08/10/2012 12:51 EDT | Updated 10/10/2012 05:12 EDT

Drought to push food prices up about four per cent in 2013, says CIBC

OTTAWA - Canadians can expect to starting paying higher prices for food in the coming months, peaking at about four per cent more sometime next year, the CIBC says in a new report.

The bank's chief economist, Avery Shenfeld, said the estimate is based on projections of the impact of the severe U.S. drought, which has hit corn and soybean yields but it also pushing wheat and barley prices higher.

Although four per cent food inflation is double the current rate, it is about half the 2008 shock, which triggered food riots in some parts of the world and pushed the cost of food up 7.9 per cent in Canada.

"In 2008, it was a broader range of geographies and crops that were affected" including rice, a staple in many regions of the world, Shenfeld said.

"Today, the rice supply is still reasonably healthy."

As well, Shenfeld said that wheat in many drought-affected areas in the United States had been harvested before the rains stopped earlier this summer.

The CIBC estimate is at the higher end of a range of forecasts by economists on food inflation, the worst of which will likely not be fully felt until next spring or summer. Historically, a commodity price shock is most felt at the retail level nine to 12 months down the road.

Shenfeld said the repercussions are not all negative.
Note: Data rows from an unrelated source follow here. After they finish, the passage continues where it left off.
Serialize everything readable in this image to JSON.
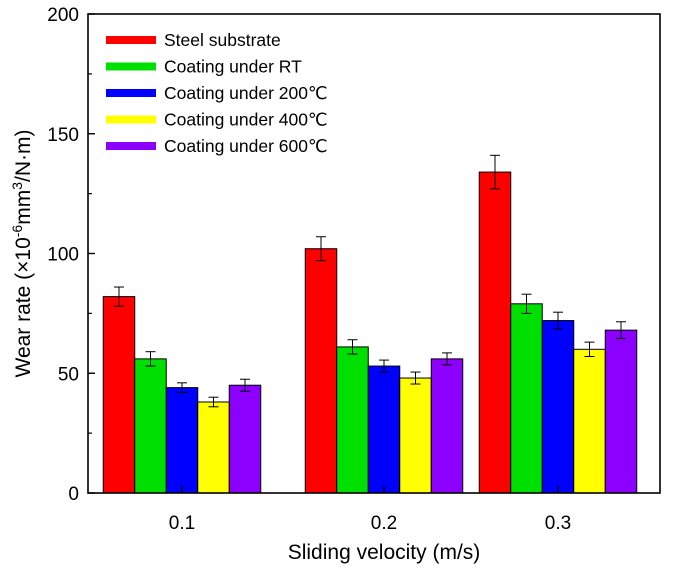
{
  "chart_data": {
    "type": "bar",
    "title": "",
    "xlabel": "Sliding velocity (m/s)",
    "ylabel": "Wear rate (×10",
    "ylabel_exp1": "-6",
    "ylabel_mid": "mm",
    "ylabel_exp2": "3",
    "ylabel_end": "/N·m)",
    "categories": [
      "0.1",
      "0.2",
      "0.3"
    ],
    "ylim": [
      0,
      200
    ],
    "yticks": [
      0,
      50,
      100,
      150,
      200
    ],
    "ytick_labels": [
      "0",
      "50",
      "100",
      "150",
      "200"
    ],
    "grid": false,
    "legend_position": "top-left",
    "series": [
      {
        "name": "Steel substrate",
        "color": "#ff0000",
        "values": [
          82,
          102,
          134
        ],
        "errors": [
          4,
          5,
          7
        ]
      },
      {
        "name": "Coating under RT",
        "color": "#00e000",
        "values": [
          56,
          61,
          79
        ],
        "errors": [
          3,
          3,
          4
        ]
      },
      {
        "name": "Coating under 200℃",
        "color": "#0000ff",
        "values": [
          44,
          53,
          72
        ],
        "errors": [
          2,
          2.5,
          3.5
        ]
      },
      {
        "name": "Coating under 400℃",
        "color": "#ffff00",
        "values": [
          38,
          48,
          60
        ],
        "errors": [
          2,
          2.5,
          3
        ]
      },
      {
        "name": "Coating under 600℃",
        "color": "#8b00ff",
        "values": [
          45,
          56,
          68
        ],
        "errors": [
          2.5,
          2.5,
          3.5
        ]
      }
    ]
  }
}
Canadian farmers will likely gain, particularly since they have not been hit nearly as hard by the drought but will still benefit from higher global prices.

But overall the effect on the economy is negative since it will put a squeeze on household buying power and likely raise the inflation rate a few tenths of a point higher than it might have been. Annual inflation currently stands at 1.5 per cent.

Given the already weak conditions, a spike in food prices will have a ripple effect on other aspects of the economy, said Shenfeld.

"When there's ample (economic) slack, wages can't chase these sectoral spikes in prices, so the loss in buying power depresses prices elsewhere in the economy," he explained.

"While Canadian wage rates have shown some healthy momentum in the last few months — (3.6 per cent in the latest employment report released Friday morning) — we expect that to dissipate in the face of weaker job gains," he added.

TD Bank chief economist Craig Alexander noted that even though incomes have continued to rise in Canada, the gains for Canadians in low-paying jobs have been scarcer and more moderate.

"A four per cent increase in food prices is a significant hardship for low income Canadians because they are not getting a wage increase anywhere remotely close to four per cent," he said.

But overall, he said the effect on the Canadian economy would be modest.

Shenfeld agreed. He said food prices rose slightly above four per cent annualized in 2011 without seriously affecting the overall inflation rate.

"So don't expect any lift to assets like gold that benefit from higher inflation expectations, or any direct damage to bond yields," he said.